With an innovative tender, the Braunschweig Hospital attracted a great deal of attention and sent a clear signal regarding the direction of its digital future. The German academic teaching hospital was looking for a partner that could combine all of its existing picture archiving and communication systems (PACS) into one. What was special about the hospital’s tender, however, was the requirement that not only the employees but also the patients themselves should be able to access patient data and documentation. The vendors participating in the tender, therefore, had to consider how the “hospital of the future” would communicate with its patients. In the end, Sectra won the tender together with a subcontractor.
We needed a system in which every authorized person could find all necessary documents and medical images. One for all, so to speak.
With a maximum care capacity of 1,500 beds and an IT infrastructure that had grown complex over time, the Braunschweig Hospital was faced with six separate PACS from different vendors. “The complexity of our IT infrastructure urgently needed to be reduced and the process within the hospital simplified,” says Dr. Raimar Goldschmidt, Chief Digital Officer at the Braunschweig Hospital and Chief Executive Officer of the hospital’s innovation center skbs.digital. “We needed a system in which every authorized person could find all necessary documents and medical images. One for all, so to speak. All imaging data needed to be stored in a platform that users could access via a wide variety of systems.”
The vendor-neutral archive Sectra VNA was the solution. Sectra has supplied the hospital with one of its six PACS since 2003 and therefore knows its structures very well. Instead of completely replacing the previous structure, a modular extension was created from the existing system in order to consolidate the six systems into one VNA.
The Braunschweig Hospital will be able to access and process all medical multimedia via a single central archive based on international standards. Medical images, videos, audio clips, and documents from the existing document management system can be integrated into the VNA from practically any source—including all types of DICOM images, ECG, HD film, and non-DICOM images. The storage of the data follows the clinical path of the patient, so that the treating physicians can find and edit all information pertaining to the patient—from anywhere, at any time, and on any device. This is largely made possible with the enterprise viewer Sectra UniView, which the hospital has purchased in addition to the VNA.
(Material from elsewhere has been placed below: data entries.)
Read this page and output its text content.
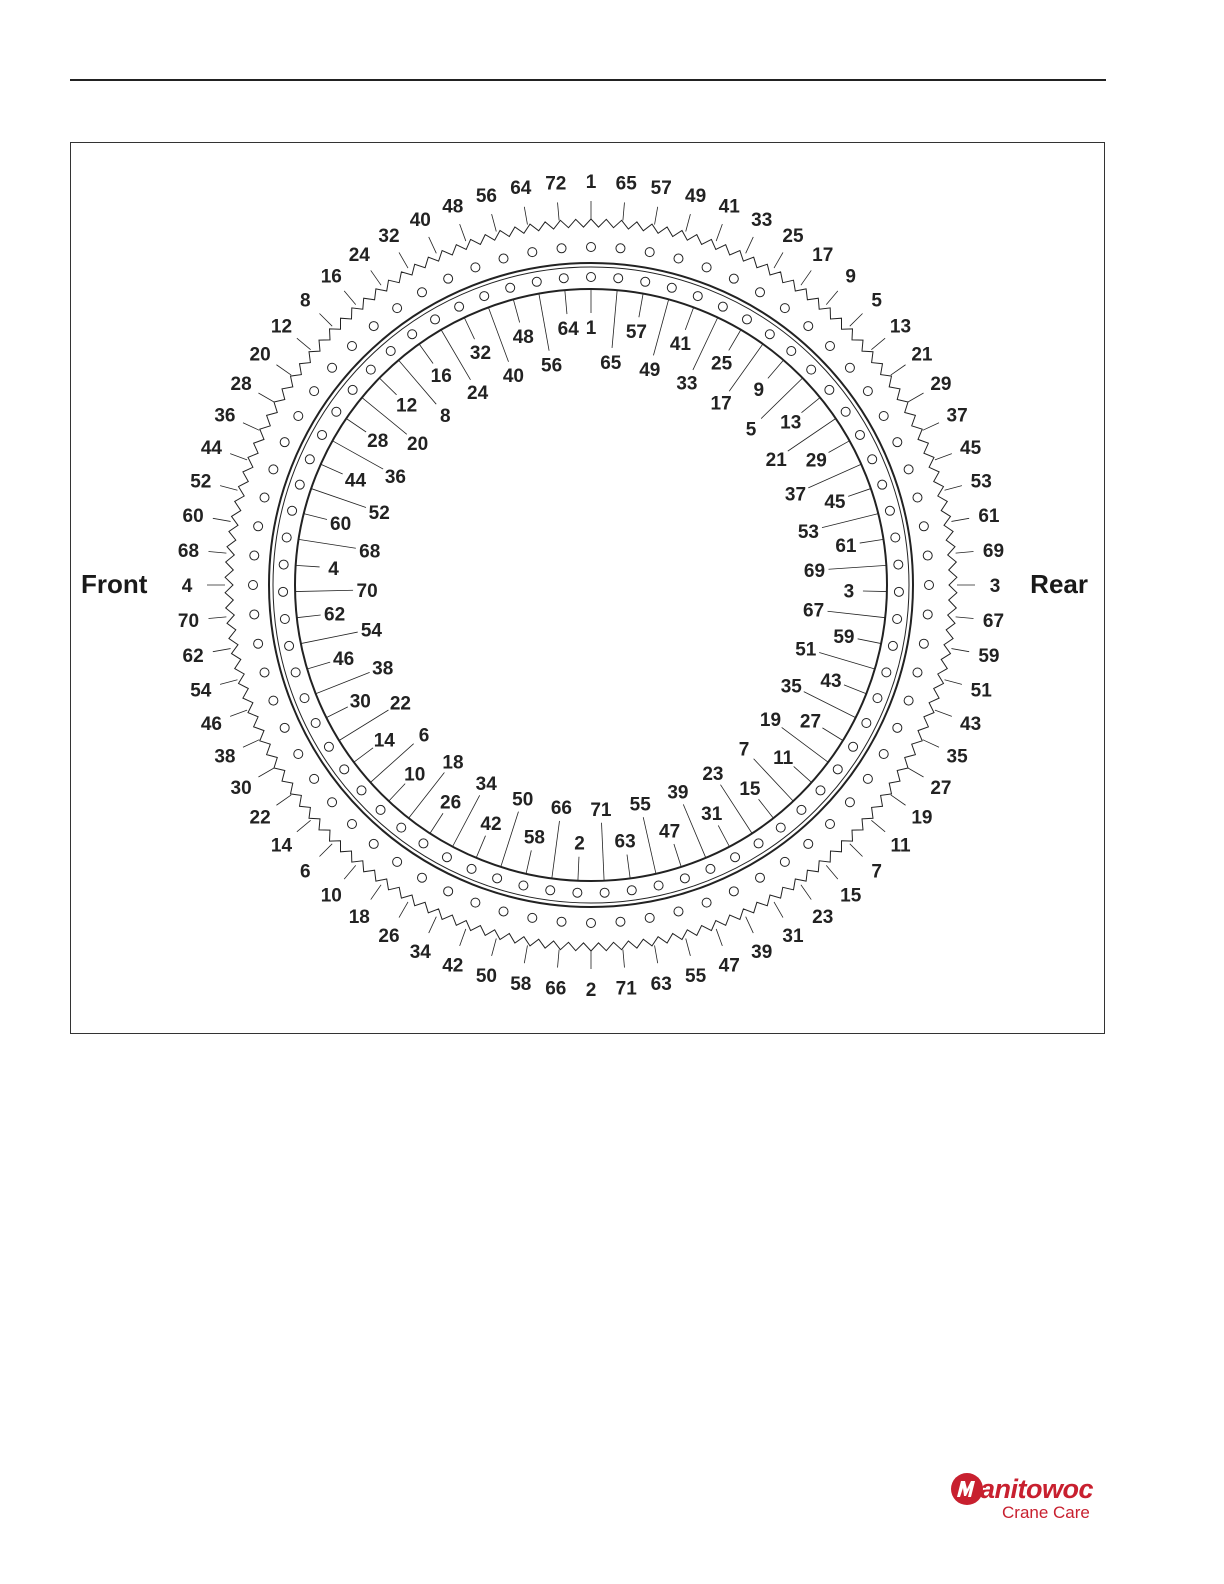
1 65 57 49
41
33
25
17
9
5
13
21
29
37
45
53
61
69
3
67
59
51
43
35
27
19
11
7
15
23
31
39
47
55
63
71
2
66
58
50
42
34
26
18
10
6
14
22
30
38
46
54
62
70
4
68
60
52
44
36
28
20
12
8
16
24
32
40
48
56 64 72
1 57
41
25
9
13
29
45
61
3
59
43
27
11
15
31
47
63
2
58
42
26
10
14
30
46
62
4
60
44
28
12
16
32
48 64
65 49
33
17
5
21
37
53
69
67
51
35
19
7
23
39
55
71
66
50
34
18
6
22
38
54
70
68
52
36
20
8
24
40 56
Front	Rear
anitowoc
Crane Care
Babybauch app: digital exchange with parents-to-be
One of the hospital’s central ideas—to give patients access to their data and documents—is now being realized through the innovative Babybauch (“Baby Bump”) app. Parents-to-be in the Braunschweig region will receive information about pregnancy and childbirth via the app and, in the future, will be able to book childbirth preparation courses, make appointments for a tour of the delivery room, or find a midwife, all with just one click.
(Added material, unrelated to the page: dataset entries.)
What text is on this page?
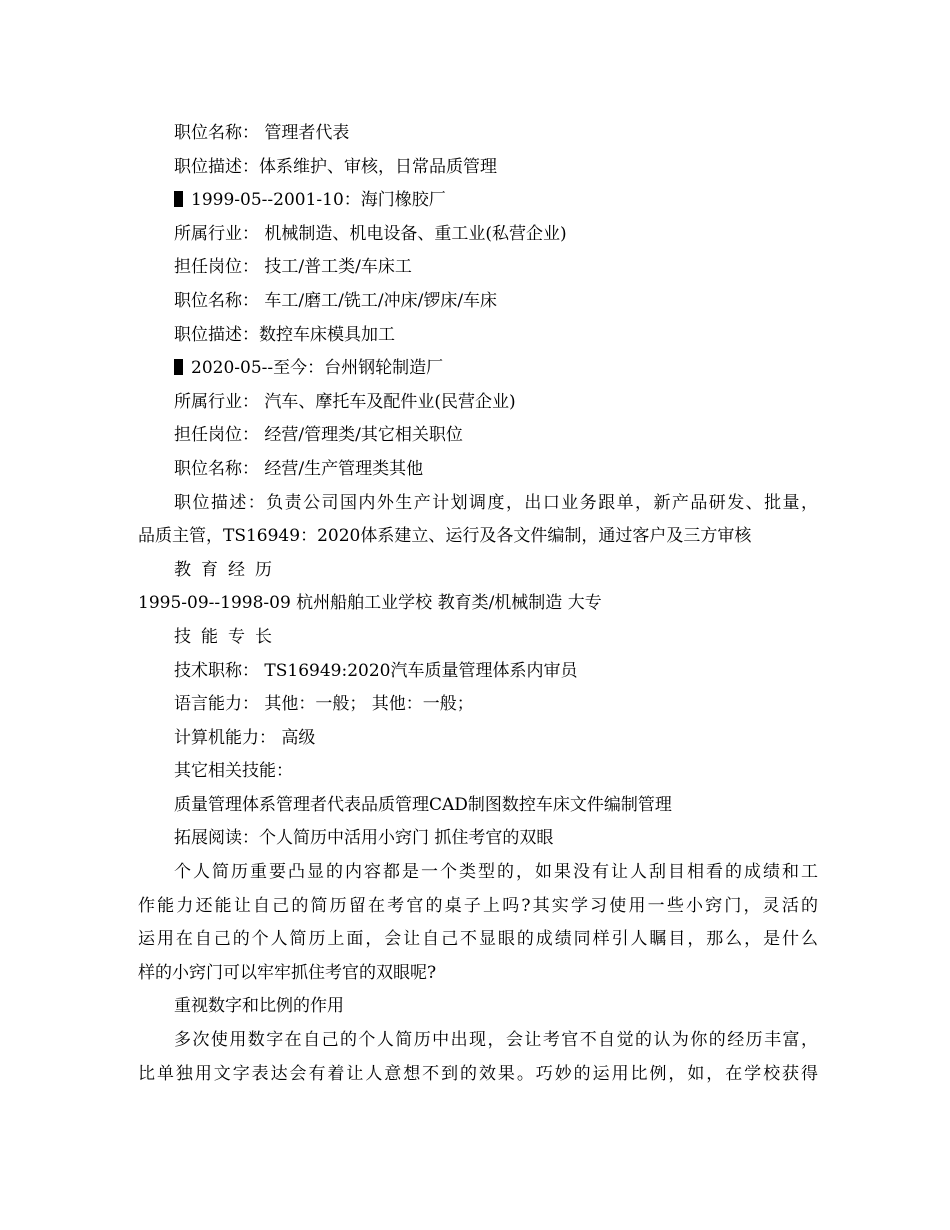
职位名称： 管理者代表
职位描述：体系维护、审核，日常品质管理
1999-05--2001-10：海门橡胶厂
所属行业： 机械制造、机电设备、重工业(私营企业)
担任岗位： 技工/普工类/车床工
职位名称： 车工/磨工/铣工/冲床/锣床/车床
职位描述：数控车床模具加工
2020-05--至今：台州钢轮制造厂
所属行业： 汽车、摩托车及配件业(民营企业)
担任岗位： 经营/管理类/其它相关职位
职位名称： 经营/生产管理类其他
职位描述：负责公司国内外生产计划调度，出口业务跟单，新产品研发、批量，
品质主管，TS16949：2020体系建立、运行及各文件编制，通过客户及三方审核
教育经历
1995-09--1998-09 杭州船舶工业学校 教育类/机械制造 大专
技能专长
技术职称： TS16949:2020汽车质量管理体系内审员
语言能力： 其他：一般； 其他：一般；
计算机能力： 高级
其它相关技能：
质量管理体系管理者代表品质管理CAD制图数控车床文件编制管理
拓展阅读：个人简历中活用小窍门 抓住考官的双眼
个人简历重要凸显的内容都是一个类型的，如果没有让人刮目相看的成绩和工
作能力还能让自己的简历留在考官的桌子上吗?其实学习使用一些小窍门，灵活的
运用在自己的个人简历上面，会让自己不显眼的成绩同样引人瞩目，那么，是什么
样的小窍门可以牢牢抓住考官的双眼呢?
重视数字和比例的作用
多次使用数字在自己的个人简历中出现，会让考官不自觉的认为你的经历丰富，
比单独用文字表达会有着让人意想不到的效果。巧妙的运用比例，如，在学校获得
But that is not all. Patients will also be able to access their medical records and images. Everything from lab results from previous checkups to 3D images of the baby will be available. All this is possible because the Sectra VNA provides fast and secure access to data through a standardized integration with apps such as Babybauch. If this app is well received by patients, the hospital will expand this type of integration to include other apps, such as those currently used by cardio and diabetes patients in the region.
Cutting-edge training
As part of the implementation of the VNA, Sectra was also able to impress the hospital with its customer training. “E-learning is a very important subject today,” says Dr. Goldschmidt. “Our employees must be able to get the best out of each of our IT systems, and this requires adequate training.” However, training courses offered at a fixed time at a specific location are quickly becoming a thing of the past, not only due to the COVID-19 pandemic, but also to stressful everyday hospital routines. This is why Sectra’s training courses can be completed online on any device, regardless of location.
For Dr. Goldschmidt, the introduction of the Sectra VNA is the first step towards digitizing the Braunschweig Hospital, with more steps to follow. In the medium term, the CDO wants to digitize the pathology department. With a modern digital pathology system, pathology images could also be stored in the VNA and accessed by all authorized employees using the enterprise viewer.
Dr. Raimar Goldschmidt has been CDO at the Braunschweig Hospital and CEO of the hospital’s innovation center skbs.digital since 2017. He studied computer science in Ulm and medicine in Heidelberg, both located in Germany.